Nach § 73b Abs. 1 Satz 1 Nr. 2b StGB richtet sich die Anordnung der Einziehung nach den §§ 73 und 73a StGB gegen einen anderen, der nicht Täter oder Teilnehmer ist, wenn ihm das Erlangte übertragen wurde und er erkannt hat oder hätte erkennen müssen, dass das Erlangte aus einer rechtswidrigen Tat herrührt, sofern zuvor kein gutgläubiger Zwischenerwerb eines Dritten im Sinne der Ausschlussklausel des § 73b Abs. 1 Satz 2 StGB stattgefunden hat. Erlangt der andere unter den Voraussetzungen des § 73b Abs. 1 Satz 1 Nr. 2b StGB einen Gegenstand, der dem Wert des Erlangten entspricht, ist auch dieser Gegenstand gemäß § 73b Abs. 2 StGB einzuziehen. Die Vorschrift des § 73b Abs. 2 StGB dient nach den in der Gesetzesbegründung zum Ausdruck gebrachten Intentionen des Gesetzgebers dem Zweck, auch die Weiterreichung des Wertes des ursprünglich Erlangten der Vermögensabschöpfung bei dem Drittbegünstigten zu unterwerfen (vgl. Gesetzentwurf der Bundesregierung, BT-Drucks. 18/9525, S. 67). Die in der obergerichtlichen Rechtsprechung und der Literatur bislang umstrittene Frage, ob die Wertersatzeinziehung beim Drittbegünstigten nach § 73b Abs. 2 StGB in Anlehnung an die Rechtsprechung des Bundesgerichtshofs zu den Verschiebungsfällen nach altem Recht in subjektiver Hinsicht eine Entziehungs- oder Verschleierungsmotivation des Handelnden bei der Übertragung der Vermögensgegenstände erfordert (vgl. OLG Celle, StraFo 2018, 206; OLG Düsseldorf, StraFo 2020, 336; vgl. Heine in Satzger/Schluckebier/ Widmaier, StGB, 5. Aufl., § 73b Rn. 7 ff. mwN), hat der Bundesgerichtshof nunmehr dahin entschieden, dass die Einziehung nach § 73b Abs. 2 StGB über den Wortlaut der Norm hinaus einen Bereicherungszusammenhang in dem Sinne voraussetzt, dass die Übertragung des Vermögensgegenstands mit der Zielrichtung vorgenommen wurde, den Wertersatz dem Zugriff des Gläubigers zu entziehen oder die Tat zu verschleiern (vgl. BGH, Urteil vom 1. Juli 2021 ? 3 StR 518/19 Rn. 140, 162 ff., zur Veröffentlichung in BGHSt bestimmt). Die Einziehung nach § 73b Abs. 2 StGB findet danach ihre Grenzen, wenn ein Zusammenhang mit den ursprünglichen Tatvorteilen nicht mehr erkennbar ist und mit der Transaktion weder das Ziel verfolgt wird, das durch die Tat unmittelbar begünstigte Vermögen des Täters oder eines Dritten dem Zugriff der Gläubiger zu entziehen, noch die Tat zu verschleiern (vgl. BGH, aaO, Rn. 140).

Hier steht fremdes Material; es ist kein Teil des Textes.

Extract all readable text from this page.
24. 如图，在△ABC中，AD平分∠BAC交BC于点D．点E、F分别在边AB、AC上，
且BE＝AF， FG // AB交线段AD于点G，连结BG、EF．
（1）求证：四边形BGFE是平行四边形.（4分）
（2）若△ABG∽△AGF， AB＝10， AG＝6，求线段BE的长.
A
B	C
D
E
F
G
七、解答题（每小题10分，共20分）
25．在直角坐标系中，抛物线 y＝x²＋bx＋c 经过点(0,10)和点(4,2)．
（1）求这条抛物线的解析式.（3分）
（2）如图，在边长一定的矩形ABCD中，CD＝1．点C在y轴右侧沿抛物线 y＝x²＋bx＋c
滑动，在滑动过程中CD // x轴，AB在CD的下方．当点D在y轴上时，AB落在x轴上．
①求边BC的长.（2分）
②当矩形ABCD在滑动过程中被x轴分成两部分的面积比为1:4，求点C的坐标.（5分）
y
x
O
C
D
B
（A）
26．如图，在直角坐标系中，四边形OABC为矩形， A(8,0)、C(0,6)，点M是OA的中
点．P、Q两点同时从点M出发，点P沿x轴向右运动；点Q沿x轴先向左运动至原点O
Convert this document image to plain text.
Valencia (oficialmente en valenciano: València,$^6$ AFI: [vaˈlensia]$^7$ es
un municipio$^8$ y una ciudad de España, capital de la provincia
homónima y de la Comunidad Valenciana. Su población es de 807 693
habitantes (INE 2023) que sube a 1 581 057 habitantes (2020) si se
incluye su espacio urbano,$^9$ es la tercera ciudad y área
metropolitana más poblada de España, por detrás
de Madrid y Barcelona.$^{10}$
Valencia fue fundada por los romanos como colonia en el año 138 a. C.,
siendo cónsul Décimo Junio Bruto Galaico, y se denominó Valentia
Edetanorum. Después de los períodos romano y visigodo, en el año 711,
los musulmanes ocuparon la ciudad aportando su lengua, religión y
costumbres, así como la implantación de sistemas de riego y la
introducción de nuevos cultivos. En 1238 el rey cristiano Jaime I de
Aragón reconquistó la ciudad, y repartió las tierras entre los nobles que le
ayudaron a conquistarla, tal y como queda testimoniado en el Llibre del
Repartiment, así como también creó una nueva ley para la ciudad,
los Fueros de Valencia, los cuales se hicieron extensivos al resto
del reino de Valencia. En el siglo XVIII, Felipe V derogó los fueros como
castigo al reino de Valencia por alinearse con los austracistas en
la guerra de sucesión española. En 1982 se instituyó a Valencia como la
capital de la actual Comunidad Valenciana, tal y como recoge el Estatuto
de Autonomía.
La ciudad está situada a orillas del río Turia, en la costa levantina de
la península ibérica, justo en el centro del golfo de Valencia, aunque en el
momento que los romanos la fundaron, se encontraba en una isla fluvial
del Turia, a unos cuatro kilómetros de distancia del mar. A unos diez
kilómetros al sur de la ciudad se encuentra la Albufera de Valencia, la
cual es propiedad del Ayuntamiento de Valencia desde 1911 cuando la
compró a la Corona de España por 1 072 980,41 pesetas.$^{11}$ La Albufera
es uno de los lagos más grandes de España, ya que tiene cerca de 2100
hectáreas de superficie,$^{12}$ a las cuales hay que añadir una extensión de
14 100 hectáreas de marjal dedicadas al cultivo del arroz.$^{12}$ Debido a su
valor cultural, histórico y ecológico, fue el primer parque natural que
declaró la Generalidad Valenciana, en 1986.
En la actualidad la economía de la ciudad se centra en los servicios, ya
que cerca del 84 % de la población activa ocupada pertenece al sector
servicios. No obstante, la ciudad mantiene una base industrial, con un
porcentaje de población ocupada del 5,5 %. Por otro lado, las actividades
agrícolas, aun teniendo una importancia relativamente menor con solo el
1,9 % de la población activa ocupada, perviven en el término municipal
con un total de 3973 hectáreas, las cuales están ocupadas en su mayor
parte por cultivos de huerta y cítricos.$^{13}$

b) Von diesen rechtlichen Maßstäben ausgehend war es bei dem vom Landgericht rechtsfehlerfrei festgestellten Sachverhalt aus Gründen materiellen Rechts geboten, auch hinsichtlich der weiteren an die Einziehungsbeteiligte erfolgten Überweisung in Höhe von 50.000 € eine Entscheidung über die Anordnung einer Einziehung zu treffen. Durch die Überweisung von 50.000 € an die Einziehungsbeteiligte am 6. Januar 2015 übertrug der Angeklagte einen Teil des Wertes der ursprünglich betrügerisch erlangten Kontogutschrift auf die Einziehungsbeteiligte, die sich die Kenntnis des Angeklagten als ihres Geschäftsführers über die Herkunft der überwiesenen Gelder zurechnen lassen muss (vgl. BGH, Beschluss vom 7. Juni 2018 ? 4 StR 639/17 Rn. 3) und daher bösgläubig war. Danach liegt es nicht fern, dass hinsichtlich der Überweisung der 50.000 € die Voraussetzungen für eine Wertersatzeinziehung beim Drittbegünstigten nach § 73b Abs. 1 Satz 1 Nr. 2b, § 73b Abs. 2 StGB gegeben sind. Denn dass die Übertragung des überwiesenen Buchgeldes von einer Entziehungs- oder Vereitelungsmotivation des Angeklagten getragen war, erscheint nach den Ausführungen im angefochtenen Urteil, die sich zu dieser Frage in keiner Weise verhalten, jedenfalls möglich.